MHTI: 2016, Tahun Darurat Ketahanan Keluarga Indonesia

Rep: Fuji Pratiwi/ Red: Agung Sasongko
Keluarga Bahagia (ilustrasi)
Foto: Foto : Mardiah
Keluarga Bahagia (ilustrasi)

REPUBLIKA.CO.ID, JAKARTA -- Di ujung tahun 2016 ini, Muslimah Hizbut Tahrir Indoenesia (MHTI) menyoroti gempuran ketahanan keluarga di Indonesia melalui berbagai sisi. Perbaikan program dan personel pejabat dinilai kurang efektif tanpa perubahan sistem.

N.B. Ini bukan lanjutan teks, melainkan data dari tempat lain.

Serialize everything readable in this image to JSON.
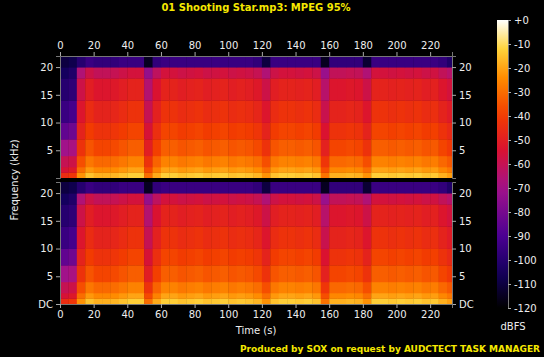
{
  "chart_data": {
    "type": "heatmap",
    "title": "01 Shooting Star.mp3: MPEG 95%",
    "x_label": "Time (s)",
    "y_label": "Frequency (kHz)",
    "annotation": "Produced by SOX on request by AUDCTECT TASK MANAGER",
    "xlim": [
      0,
      233
    ],
    "xticks": [
      0,
      20,
      40,
      60,
      80,
      100,
      120,
      140,
      160,
      180,
      200,
      220
    ],
    "ylim": [
      0,
      22
    ],
    "x_bins": [
      0,
      5,
      10,
      15,
      20,
      25,
      30,
      35,
      40,
      45,
      50,
      55,
      60,
      65,
      70,
      75,
      80,
      85,
      90,
      95,
      100,
      105,
      110,
      115,
      120,
      125,
      130,
      135,
      140,
      145,
      150,
      155,
      160,
      165,
      170,
      175,
      180,
      185,
      190,
      195,
      200,
      205,
      210,
      215,
      220,
      225,
      230,
      233
    ],
    "y_bins": [
      0,
      1,
      2,
      4,
      7,
      10,
      14,
      18,
      20,
      22
    ],
    "panels": [
      {
        "yticks": [
          5,
          10,
          15,
          20
        ],
        "cells": [
          [
            -45,
            -42,
            -23,
            -15,
            -18,
            -18,
            -17,
            -15,
            -13,
            -13,
            -30,
            -19,
            -13,
            -13,
            -15,
            -14,
            -13,
            -15,
            -14,
            -13,
            -15,
            -14,
            -15,
            -17,
            -23,
            -15,
            -13,
            -13,
            -14,
            -13,
            -15,
            -29,
            -18,
            -18,
            -17,
            -18,
            -23,
            -13,
            -13,
            -14,
            -13,
            -14,
            -13,
            -15,
            -14,
            -18,
            -21
          ],
          [
            -55,
            -52,
            -30,
            -22,
            -25,
            -25,
            -24,
            -22,
            -20,
            -20,
            -37,
            -26,
            -20,
            -20,
            -22,
            -21,
            -20,
            -22,
            -21,
            -20,
            -22,
            -21,
            -22,
            -24,
            -30,
            -22,
            -20,
            -20,
            -21,
            -20,
            -22,
            -36,
            -25,
            -25,
            -24,
            -25,
            -30,
            -20,
            -20,
            -21,
            -20,
            -21,
            -20,
            -22,
            -21,
            -25,
            -28
          ],
          [
            -60,
            -58,
            -36,
            -28,
            -31,
            -31,
            -30,
            -28,
            -26,
            -26,
            -43,
            -32,
            -26,
            -26,
            -28,
            -27,
            -26,
            -28,
            -27,
            -26,
            -28,
            -27,
            -28,
            -30,
            -36,
            -28,
            -26,
            -26,
            -27,
            -26,
            -28,
            -42,
            -31,
            -31,
            -30,
            -31,
            -36,
            -26,
            -26,
            -27,
            -26,
            -27,
            -26,
            -28,
            -27,
            -31,
            -34
          ],
          [
            -70,
            -68,
            -43,
            -35,
            -38,
            -38,
            -37,
            -35,
            -33,
            -33,
            -50,
            -39,
            -33,
            -33,
            -35,
            -34,
            -33,
            -35,
            -34,
            -33,
            -35,
            -34,
            -35,
            -37,
            -43,
            -35,
            -33,
            -33,
            -34,
            -33,
            -35,
            -49,
            -38,
            -38,
            -37,
            -38,
            -43,
            -33,
            -33,
            -34,
            -33,
            -34,
            -33,
            -35,
            -34,
            -38,
            -41
          ],
          [
            -85,
            -82,
            -48,
            -40,
            -43,
            -43,
            -42,
            -40,
            -38,
            -38,
            -55,
            -44,
            -38,
            -38,
            -40,
            -39,
            -38,
            -40,
            -39,
            -38,
            -40,
            -39,
            -40,
            -42,
            -48,
            -40,
            -38,
            -38,
            -39,
            -38,
            -40,
            -54,
            -43,
            -43,
            -42,
            -43,
            -48,
            -38,
            -38,
            -39,
            -38,
            -39,
            -38,
            -40,
            -39,
            -43,
            -46
          ],
          [
            -95,
            -92,
            -53,
            -45,
            -48,
            -48,
            -47,
            -45,
            -43,
            -43,
            -60,
            -49,
            -43,
            -43,
            -45,
            -44,
            -43,
            -45,
            -44,
            -43,
            -45,
            -44,
            -45,
            -47,
            -53,
            -45,
            -43,
            -43,
            -44,
            -43,
            -45,
            -59,
            -48,
            -48,
            -47,
            -48,
            -53,
            -43,
            -43,
            -44,
            -43,
            -44,
            -43,
            -45,
            -44,
            -48,
            -51
          ],
          [
            -100,
            -98,
            -58,
            -50,
            -53,
            -53,
            -52,
            -50,
            -48,
            -48,
            -65,
            -54,
            -48,
            -48,
            -50,
            -49,
            -48,
            -50,
            -49,
            -48,
            -50,
            -49,
            -50,
            -52,
            -58,
            -50,
            -48,
            -48,
            -49,
            -48,
            -50,
            -64,
            -53,
            -53,
            -52,
            -53,
            -58,
            -48,
            -48,
            -49,
            -48,
            -49,
            -48,
            -50,
            -49,
            -53,
            -56
          ],
          [
            -105,
            -102,
            -66,
            -58,
            -61,
            -61,
            -60,
            -58,
            -56,
            -56,
            -73,
            -62,
            -56,
            -56,
            -58,
            -57,
            -56,
            -58,
            -57,
            -56,
            -58,
            -57,
            -58,
            -60,
            -66,
            -58,
            -56,
            -56,
            -57,
            -56,
            -58,
            -72,
            -61,
            -61,
            -60,
            -61,
            -66,
            -56,
            -56,
            -57,
            -56,
            -57,
            -56,
            -58,
            -57,
            -61,
            -64
          ],
          [
            -110,
            -108,
            -100,
            -95,
            -97,
            -97,
            -97,
            -95,
            -95,
            -95,
            -115,
            -97,
            -95,
            -95,
            -95,
            -95,
            -95,
            -95,
            -95,
            -95,
            -95,
            -95,
            -95,
            -97,
            -110,
            -95,
            -95,
            -95,
            -95,
            -95,
            -95,
            -115,
            -97,
            -97,
            -97,
            -97,
            -112,
            -95,
            -95,
            -95,
            -95,
            -95,
            -95,
            -95,
            -95,
            -97,
            -102
          ]
        ]
      },
      {
        "yticks": [
          {
            "value": 0,
            "label": "DC"
          },
          5,
          10,
          15,
          20
        ],
        "cells": [
          [
            -45,
            -42,
            -23,
            -15,
            -18,
            -18,
            -17,
            -15,
            -13,
            -13,
            -30,
            -19,
            -13,
            -13,
            -15,
            -14,
            -13,
            -15,
            -14,
            -13,
            -15,
            -14,
            -15,
            -17,
            -23,
            -15,
            -13,
            -13,
            -14,
            -13,
            -15,
            -29,
            -18,
            -18,
            -17,
            -18,
            -23,
            -13,
            -13,
            -14,
            -13,
            -14,
            -13,
            -15,
            -14,
            -18,
            -21
          ],
          [
            -55,
            -52,
            -30,
            -22,
            -25,
            -25,
            -24,
            -22,
            -20,
            -20,
            -37,
            -26,
            -20,
            -20,
            -22,
            -21,
            -20,
            -22,
            -21,
            -20,
            -22,
            -21,
            -22,
            -24,
            -30,
            -22,
            -20,
            -20,
            -21,
            -20,
            -22,
            -36,
            -25,
            -25,
            -24,
            -25,
            -30,
            -20,
            -20,
            -21,
            -20,
            -21,
            -20,
            -22,
            -21,
            -25,
            -28
          ],
          [
            -60,
            -58,
            -36,
            -28,
            -31,
            -31,
            -30,
            -28,
            -26,
            -26,
            -43,
            -32,
            -26,
            -26,
            -28,
            -27,
            -26,
            -28,
            -27,
            -26,
            -28,
            -27,
            -28,
            -30,
            -36,
            -28,
            -26,
            -26,
            -27,
            -26,
            -28,
            -42,
            -31,
            -31,
            -30,
            -31,
            -36,
            -26,
            -26,
            -27,
            -26,
            -27,
            -26,
            -28,
            -27,
            -31,
            -34
          ],
          [
            -70,
            -68,
            -43,
            -35,
            -38,
            -38,
            -37,
            -35,
            -33,
            -33,
            -50,
            -39,
            -33,
            -33,
            -35,
            -34,
            -33,
            -35,
            -34,
            -33,
            -35,
            -34,
            -35,
            -37,
            -43,
            -35,
            -33,
            -33,
            -34,
            -33,
            -35,
            -49,
            -38,
            -38,
            -37,
            -38,
            -43,
            -33,
            -33,
            -34,
            -33,
            -34,
            -33,
            -35,
            -34,
            -38,
            -41
          ],
          [
            -85,
            -82,
            -48,
            -40,
            -43,
            -43,
            -42,
            -40,
            -38,
            -38,
            -55,
            -44,
            -38,
            -38,
            -40,
            -39,
            -38,
            -40,
            -39,
            -38,
            -40,
            -39,
            -40,
            -42,
            -48,
            -40,
            -38,
            -38,
            -39,
            -38,
            -40,
            -54,
            -43,
            -43,
            -42,
            -43,
            -48,
            -38,
            -38,
            -39,
            -38,
            -39,
            -38,
            -40,
            -39,
            -43,
            -46
          ],
          [
            -95,
            -92,
            -53,
            -45,
            -48,
            -48,
            -47,
            -45,
            -43,
            -43,
            -60,
            -49,
            -43,
            -43,
            -45,
            -44,
            -43,
            -45,
            -44,
            -43,
            -45,
            -44,
            -45,
            -47,
            -53,
            -45,
            -43,
            -43,
            -44,
            -43,
            -45,
            -59,
            -48,
            -48,
            -47,
            -48,
            -53,
            -43,
            -43,
            -44,
            -43,
            -44,
            -43,
            -45,
            -44,
            -48,
            -51
          ],
          [
            -100,
            -98,
            -58,
            -50,
            -53,
            -53,
            -52,
            -50,
            -48,
            -48,
            -65,
            -54,
            -48,
            -48,
            -50,
            -49,
            -48,
            -50,
            -49,
            -48,
            -50,
            -49,
            -50,
            -52,
            -58,
            -50,
            -48,
            -48,
            -49,
            -48,
            -50,
            -64,
            -53,
            -53,
            -52,
            -53,
            -58,
            -48,
            -48,
            -49,
            -48,
            -49,
            -48,
            -50,
            -49,
            -53,
            -56
          ],
          [
            -105,
            -102,
            -66,
            -58,
            -61,
            -61,
            -60,
            -58,
            -56,
            -56,
            -73,
            -62,
            -56,
            -56,
            -58,
            -57,
            -56,
            -58,
            -57,
            -56,
            -58,
            -57,
            -58,
            -60,
            -66,
            -58,
            -56,
            -56,
            -57,
            -56,
            -58,
            -72,
            -61,
            -61,
            -60,
            -61,
            -66,
            -56,
            -56,
            -57,
            -56,
            -57,
            -56,
            -58,
            -57,
            -61,
            -64
          ],
          [
            -110,
            -108,
            -100,
            -95,
            -97,
            -97,
            -97,
            -95,
            -95,
            -95,
            -115,
            -97,
            -95,
            -95,
            -95,
            -95,
            -95,
            -95,
            -95,
            -95,
            -95,
            -95,
            -95,
            -97,
            -110,
            -95,
            -95,
            -95,
            -95,
            -95,
            -95,
            -115,
            -97,
            -97,
            -97,
            -97,
            -112,
            -95,
            -95,
            -95,
            -95,
            -95,
            -95,
            -95,
            -95,
            -97,
            -102
          ]
        ]
      }
    ],
    "colorbar": {
      "range": [
        -120,
        0
      ],
      "ticks": [
        {
          "value": 0,
          "label": "+0"
        },
        -10,
        -20,
        -30,
        -40,
        -50,
        -60,
        -70,
        -80,
        -90,
        -100,
        -110,
        -120
      ],
      "label": "dBFS"
    }
  }
}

Juru Bicara MHTI Iffah Ainur Rohmah menuturkan, sebagai refleksi akhir tahun, 2016 bisa disebut tahun darurat ketahanan keluarga bagi Indonesia. Kondisi keluarga Indonesia yang rapuh harus jadi perhatian semua, terlebih pemerintah.

MHTI melakukan perbaikan yang dilakukan individu maupun skala lebih besar, pada sistem. Kalau yang diatasi hanya program, masalah utamanya tidak selesai. Maka yang perlu diubah adalah paradigma menyeluruh.

Umat harus menagih janji Presiden Joko Widodo yang menyatakan pembangunan fisik saja tidak cukup dan peran keluarga sangat penting. Undang-Undang Nomor 52 Tahun 2009 tentang perkembangan kependudukan dan pembangunan negara telah memberi definisi ketahanan keluarga. Ketahanan keluarga ditandai terpenuhinya kebutuhan dasar individu dan berfungsinya komponen kelurga.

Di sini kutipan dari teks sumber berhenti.